Autrefois on donnait les innocents pour punition, non seulement aux enfants mais aux domestiques des deux sexes. C’était un souvenir des corrections de l’esclave. On ne voyait du reste pas à cette punition le caractère indécent et humiliant que nous y attachons. Dans la nouvelle XLV de l’Heptaméron, un mari et sa femme décident de donner les innocents à leur chambrière, pour la punir de sa paresse et c’est le mari qui se charge de ce soin, car la femme confesse qu’ « elle n’a ni le cœur, ni la force pour la battre ». — « Le mari… fit acheter des verges des plus fines qu’il put trouver… et les fit tremper dedans la saumure, » etc. On sait la suite. — Le bon Brantôme raconte que Marguerite de Navarre, voulant tout voir par elle-même dans 84 maison, faisait fouetter ses pages devant elle. « La même raison qui nous faict fouetter un laquay, tumbant en un roy, lui faict ruyner une province, » dit Montaigne.
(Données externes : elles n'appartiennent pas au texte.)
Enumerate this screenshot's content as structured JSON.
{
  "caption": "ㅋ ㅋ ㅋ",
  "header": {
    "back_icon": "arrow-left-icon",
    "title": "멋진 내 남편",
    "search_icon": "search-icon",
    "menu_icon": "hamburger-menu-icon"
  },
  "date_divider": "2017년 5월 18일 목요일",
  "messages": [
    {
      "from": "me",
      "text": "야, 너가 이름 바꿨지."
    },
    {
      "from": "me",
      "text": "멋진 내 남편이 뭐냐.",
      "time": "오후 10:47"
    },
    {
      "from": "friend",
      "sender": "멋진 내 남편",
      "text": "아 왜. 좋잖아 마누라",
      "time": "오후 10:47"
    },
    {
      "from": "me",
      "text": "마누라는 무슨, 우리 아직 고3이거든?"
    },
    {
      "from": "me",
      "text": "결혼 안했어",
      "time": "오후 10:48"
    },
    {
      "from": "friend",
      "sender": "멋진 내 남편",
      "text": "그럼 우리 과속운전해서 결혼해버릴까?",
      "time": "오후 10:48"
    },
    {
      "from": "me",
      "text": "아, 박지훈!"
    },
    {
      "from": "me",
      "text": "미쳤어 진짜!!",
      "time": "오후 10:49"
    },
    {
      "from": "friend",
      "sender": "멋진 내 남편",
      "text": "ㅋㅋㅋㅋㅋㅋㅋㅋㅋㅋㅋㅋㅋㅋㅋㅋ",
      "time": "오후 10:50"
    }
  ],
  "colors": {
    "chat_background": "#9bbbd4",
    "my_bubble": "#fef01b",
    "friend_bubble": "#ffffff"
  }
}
Et Racine :

Un valet manque-t-il à rendre un verre net,
Condamnez-l’à l’amende et s’il le casse au fouet.

Cette tradition se continuait en plein xviiie siècle, et Laurès, dans son Supplément aux Lyonnais dignes de mémoire, raconte de Mme Gena, qui habitait en rue Grenette, que parvenue sur l’âge et « n’ayant pas assez de force pour les corriger (ses servantes), elle appeloit un de ses garçons tourneurs et les faisoit fouetter devant elle ». Encore aujourd’hui, en Angleterre, on punit du fouet les écoliers, même de dix-sept ou dix-huit ans. Ceux-ci n’y voient rien d’humiliant et au contraire, en vrais Spartiates, ils mettent leur orgueil à supporter les coups sans tressaillir, car la punition s’inflige devant les élèves réunis. Tout est affaire d’opinion.

En France, le jour des Innocents, 28 de décembre, l’usage autorisait les jeunes gens à donner les innocents aux jeunes filles (mais non aux femmes, comme le dit à tort le bibliophile Jacob). Elles se débattaient comme de beaux diables. Aujourd’hui cette plaisanterie serait considérée comme « un attentat à la pudeur avec violence » et conduirait son auteur droit en Cour d’assises. Peine : la réclusion ! — Pourtant il n’y a aucune comparaison entre la quantité de crimes et de naissances illégitimes que l’on voit aujourd’hui et le faible criminalité d’alors (ce qui prouve que la liberté des mœurs n’implique pas toujours la corruption). Celle qui les recevait le plus fort se mariait infailliblement l’année suivante, parfois même avec son bourreau.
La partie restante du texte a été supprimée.